There are parts to your description that make understanding what is really going on very difficult if not impossible. The outlet model indicated has three 230V receptacles and two USB outlets. Each 230V receptacle can be individually controlled. The USB outlet pair is controlled as a group. Therefore there should be four relays involved. It sounds like you are saying one of the mains rated relays, “Relay 1”, is not operating. This implies the relays for the other two main outlets and the USB outlet pair are being controlled with no issues. Is that true? That would be an important piece of information.
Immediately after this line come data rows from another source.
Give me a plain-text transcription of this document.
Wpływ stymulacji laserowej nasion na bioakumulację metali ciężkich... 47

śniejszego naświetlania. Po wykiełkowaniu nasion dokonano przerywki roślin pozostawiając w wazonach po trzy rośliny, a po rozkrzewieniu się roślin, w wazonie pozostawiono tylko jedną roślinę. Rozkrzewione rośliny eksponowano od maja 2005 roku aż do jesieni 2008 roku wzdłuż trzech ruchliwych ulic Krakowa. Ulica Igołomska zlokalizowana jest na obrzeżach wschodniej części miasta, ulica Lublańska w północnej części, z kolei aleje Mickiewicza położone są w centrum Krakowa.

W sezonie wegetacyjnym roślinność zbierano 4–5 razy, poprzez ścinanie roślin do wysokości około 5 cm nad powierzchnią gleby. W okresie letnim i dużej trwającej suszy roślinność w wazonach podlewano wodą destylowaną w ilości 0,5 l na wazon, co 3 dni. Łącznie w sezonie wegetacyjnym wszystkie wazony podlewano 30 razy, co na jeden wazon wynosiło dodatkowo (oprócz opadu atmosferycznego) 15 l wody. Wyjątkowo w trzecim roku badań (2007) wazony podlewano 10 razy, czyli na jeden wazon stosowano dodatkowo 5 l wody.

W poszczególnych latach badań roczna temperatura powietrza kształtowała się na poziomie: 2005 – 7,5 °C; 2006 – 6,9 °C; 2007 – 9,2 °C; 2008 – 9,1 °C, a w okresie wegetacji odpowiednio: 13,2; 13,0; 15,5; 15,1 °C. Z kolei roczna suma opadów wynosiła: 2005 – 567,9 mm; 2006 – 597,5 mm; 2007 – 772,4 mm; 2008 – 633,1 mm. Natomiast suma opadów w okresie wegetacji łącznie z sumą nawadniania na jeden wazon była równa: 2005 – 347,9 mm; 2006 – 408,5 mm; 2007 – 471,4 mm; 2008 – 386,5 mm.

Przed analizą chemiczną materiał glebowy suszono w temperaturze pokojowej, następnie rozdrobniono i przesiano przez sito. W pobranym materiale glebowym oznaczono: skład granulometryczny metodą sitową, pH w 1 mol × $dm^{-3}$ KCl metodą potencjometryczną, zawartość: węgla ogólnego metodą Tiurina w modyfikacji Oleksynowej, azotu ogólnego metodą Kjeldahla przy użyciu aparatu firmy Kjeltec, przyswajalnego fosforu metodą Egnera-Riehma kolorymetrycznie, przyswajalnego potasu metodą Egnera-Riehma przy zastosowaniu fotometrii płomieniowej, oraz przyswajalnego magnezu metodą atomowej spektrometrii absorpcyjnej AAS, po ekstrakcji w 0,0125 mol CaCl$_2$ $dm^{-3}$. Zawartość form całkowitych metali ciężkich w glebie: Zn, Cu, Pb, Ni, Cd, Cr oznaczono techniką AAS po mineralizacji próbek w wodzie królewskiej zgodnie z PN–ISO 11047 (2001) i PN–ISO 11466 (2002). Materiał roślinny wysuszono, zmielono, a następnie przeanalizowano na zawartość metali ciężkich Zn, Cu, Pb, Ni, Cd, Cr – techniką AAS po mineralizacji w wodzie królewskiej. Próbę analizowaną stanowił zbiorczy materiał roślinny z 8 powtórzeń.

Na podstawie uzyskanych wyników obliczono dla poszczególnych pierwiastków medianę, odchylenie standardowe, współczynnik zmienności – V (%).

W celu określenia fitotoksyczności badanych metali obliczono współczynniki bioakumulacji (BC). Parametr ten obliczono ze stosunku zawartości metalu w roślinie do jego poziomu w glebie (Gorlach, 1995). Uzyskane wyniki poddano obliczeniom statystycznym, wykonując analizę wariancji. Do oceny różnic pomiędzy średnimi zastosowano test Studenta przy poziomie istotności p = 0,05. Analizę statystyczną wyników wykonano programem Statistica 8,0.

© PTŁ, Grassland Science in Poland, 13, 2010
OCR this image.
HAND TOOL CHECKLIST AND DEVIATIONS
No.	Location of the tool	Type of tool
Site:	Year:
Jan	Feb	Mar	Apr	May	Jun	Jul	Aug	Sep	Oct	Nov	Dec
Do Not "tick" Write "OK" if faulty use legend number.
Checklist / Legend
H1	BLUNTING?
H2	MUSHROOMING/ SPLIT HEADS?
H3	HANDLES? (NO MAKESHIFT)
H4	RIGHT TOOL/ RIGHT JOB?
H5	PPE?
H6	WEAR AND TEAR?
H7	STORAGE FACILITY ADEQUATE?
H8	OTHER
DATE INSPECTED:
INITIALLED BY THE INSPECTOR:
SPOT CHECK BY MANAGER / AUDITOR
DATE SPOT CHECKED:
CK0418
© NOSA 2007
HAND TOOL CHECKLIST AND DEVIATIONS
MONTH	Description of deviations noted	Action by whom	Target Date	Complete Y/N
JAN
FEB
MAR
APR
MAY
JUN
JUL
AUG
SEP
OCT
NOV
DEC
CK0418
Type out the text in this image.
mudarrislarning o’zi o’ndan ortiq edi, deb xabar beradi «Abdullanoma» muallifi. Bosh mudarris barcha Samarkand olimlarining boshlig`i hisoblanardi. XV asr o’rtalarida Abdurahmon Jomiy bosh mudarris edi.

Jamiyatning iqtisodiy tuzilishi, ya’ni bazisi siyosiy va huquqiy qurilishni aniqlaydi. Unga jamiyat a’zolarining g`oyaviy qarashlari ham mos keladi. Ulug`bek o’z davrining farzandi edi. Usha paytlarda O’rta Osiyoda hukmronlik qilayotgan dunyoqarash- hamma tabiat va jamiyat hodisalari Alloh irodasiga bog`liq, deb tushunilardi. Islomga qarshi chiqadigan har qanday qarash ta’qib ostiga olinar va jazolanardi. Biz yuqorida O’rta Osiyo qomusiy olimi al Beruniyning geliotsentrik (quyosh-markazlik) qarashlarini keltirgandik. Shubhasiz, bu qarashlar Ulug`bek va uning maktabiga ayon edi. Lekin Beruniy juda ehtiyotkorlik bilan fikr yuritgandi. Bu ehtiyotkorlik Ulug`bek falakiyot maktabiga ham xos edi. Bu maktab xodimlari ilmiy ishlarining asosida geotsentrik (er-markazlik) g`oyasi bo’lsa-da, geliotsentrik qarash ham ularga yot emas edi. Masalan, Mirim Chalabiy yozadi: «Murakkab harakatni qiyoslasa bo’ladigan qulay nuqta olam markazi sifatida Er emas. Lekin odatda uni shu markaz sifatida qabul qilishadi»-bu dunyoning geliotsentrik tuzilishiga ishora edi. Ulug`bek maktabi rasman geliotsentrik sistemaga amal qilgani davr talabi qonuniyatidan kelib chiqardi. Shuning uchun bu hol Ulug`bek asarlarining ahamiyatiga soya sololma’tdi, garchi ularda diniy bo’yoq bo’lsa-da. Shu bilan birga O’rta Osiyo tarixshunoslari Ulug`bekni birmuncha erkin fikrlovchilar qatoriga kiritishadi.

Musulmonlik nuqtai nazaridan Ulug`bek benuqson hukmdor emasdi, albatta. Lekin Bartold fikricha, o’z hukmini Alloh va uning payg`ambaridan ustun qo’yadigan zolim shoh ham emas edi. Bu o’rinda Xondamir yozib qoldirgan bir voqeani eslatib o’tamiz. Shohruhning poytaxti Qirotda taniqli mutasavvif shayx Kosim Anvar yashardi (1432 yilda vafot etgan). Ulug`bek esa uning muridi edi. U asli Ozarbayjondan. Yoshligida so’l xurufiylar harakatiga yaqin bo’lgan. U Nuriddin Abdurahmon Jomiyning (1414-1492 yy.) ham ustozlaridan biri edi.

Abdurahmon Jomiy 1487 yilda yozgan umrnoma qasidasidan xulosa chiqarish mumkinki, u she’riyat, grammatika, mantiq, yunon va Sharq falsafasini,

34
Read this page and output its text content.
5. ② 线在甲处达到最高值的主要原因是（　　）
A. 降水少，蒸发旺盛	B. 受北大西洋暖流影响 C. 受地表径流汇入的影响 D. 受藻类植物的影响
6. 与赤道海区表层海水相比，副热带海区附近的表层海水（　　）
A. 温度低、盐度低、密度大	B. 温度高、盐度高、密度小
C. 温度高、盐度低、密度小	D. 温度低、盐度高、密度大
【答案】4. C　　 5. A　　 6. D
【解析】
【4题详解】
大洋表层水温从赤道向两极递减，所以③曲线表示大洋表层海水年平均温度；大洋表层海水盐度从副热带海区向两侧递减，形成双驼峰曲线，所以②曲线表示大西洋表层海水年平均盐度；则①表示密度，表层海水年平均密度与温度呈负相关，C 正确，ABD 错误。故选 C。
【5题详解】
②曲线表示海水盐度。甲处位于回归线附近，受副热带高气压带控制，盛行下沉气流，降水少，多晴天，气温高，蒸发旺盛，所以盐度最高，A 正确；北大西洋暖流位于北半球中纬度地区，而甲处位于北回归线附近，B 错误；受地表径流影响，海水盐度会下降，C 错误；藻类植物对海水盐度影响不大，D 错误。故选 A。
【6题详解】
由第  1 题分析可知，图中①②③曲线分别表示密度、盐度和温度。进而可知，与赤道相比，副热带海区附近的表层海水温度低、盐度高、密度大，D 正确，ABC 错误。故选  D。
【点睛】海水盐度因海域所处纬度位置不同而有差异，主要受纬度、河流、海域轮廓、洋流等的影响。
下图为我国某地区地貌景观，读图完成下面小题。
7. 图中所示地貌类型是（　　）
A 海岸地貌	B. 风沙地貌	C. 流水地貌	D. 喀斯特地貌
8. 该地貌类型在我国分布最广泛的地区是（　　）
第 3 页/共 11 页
Writing, presuming Relay 1, “If I ground one Relay contact, outlet (socket) works perfectly.”, is confusing. Relay contacts refers to the load side of a relay, not its control side, ie. its coil. I am assuming these are mechanical type relays. These are probably 5 volt relays. Outlet “works perfectly” could mean the outlet provides mains power regardless of a control means or it could mean that outlet is being controlled as normal like all the other controlled outlets. We would assume you are not grounding (ie applying the 5 volt power system’s ground) a relay load side contact or applying mains ground to a relay load side contact because the consequence precludes writing about it. Therefore maybe you are saying you grounded one of the relay’s coil leads. But if “works perfectly” means everything as normal, then the problem is due only to the relay somehow loosing its ground connection path, which seems very unlikely to happen except maybe at its ground pin solder connection to the PCB board. If a bad solder at that location is the case then that location has to be where you applied the ground. Otherwise applying the ground anywhere else for that relay coil circuit requires the solder to have been good.
Where you made this ground connection and what exactly you mean by “works perfectly” needs to be clarified. There is always a diode across the relay’s coil connections. Sometimes, but rarely, that diode is inside the relay. That diode failing partially conductive, ie acting like a resistor when it should be acting like no connection path, will shunt some control current around the relay coil causing the relay to not operate when it should. If there happens to be some resistance in the rest of the relay’s ground path, then grounding the relay coil could cause what seems like normal operation. Replacing the diode is the fix if that is what is wrong. That diode across the relay coil needs to be there. If in fact you are correct that GPIO12 controls just this relay, via a small transistor circuit on the PCB board as is typical, and if you are correct that GPIO12 is not functioning as it should, then a failed diode at that relay’s coil might be the cause for all damage. I would think what the relay coil’s diode protects against might fry just the control transistor part of the circuit and not carry back up into GPIO12.
But this is all speculation coming out of trying to understand what has been described. Please clarify.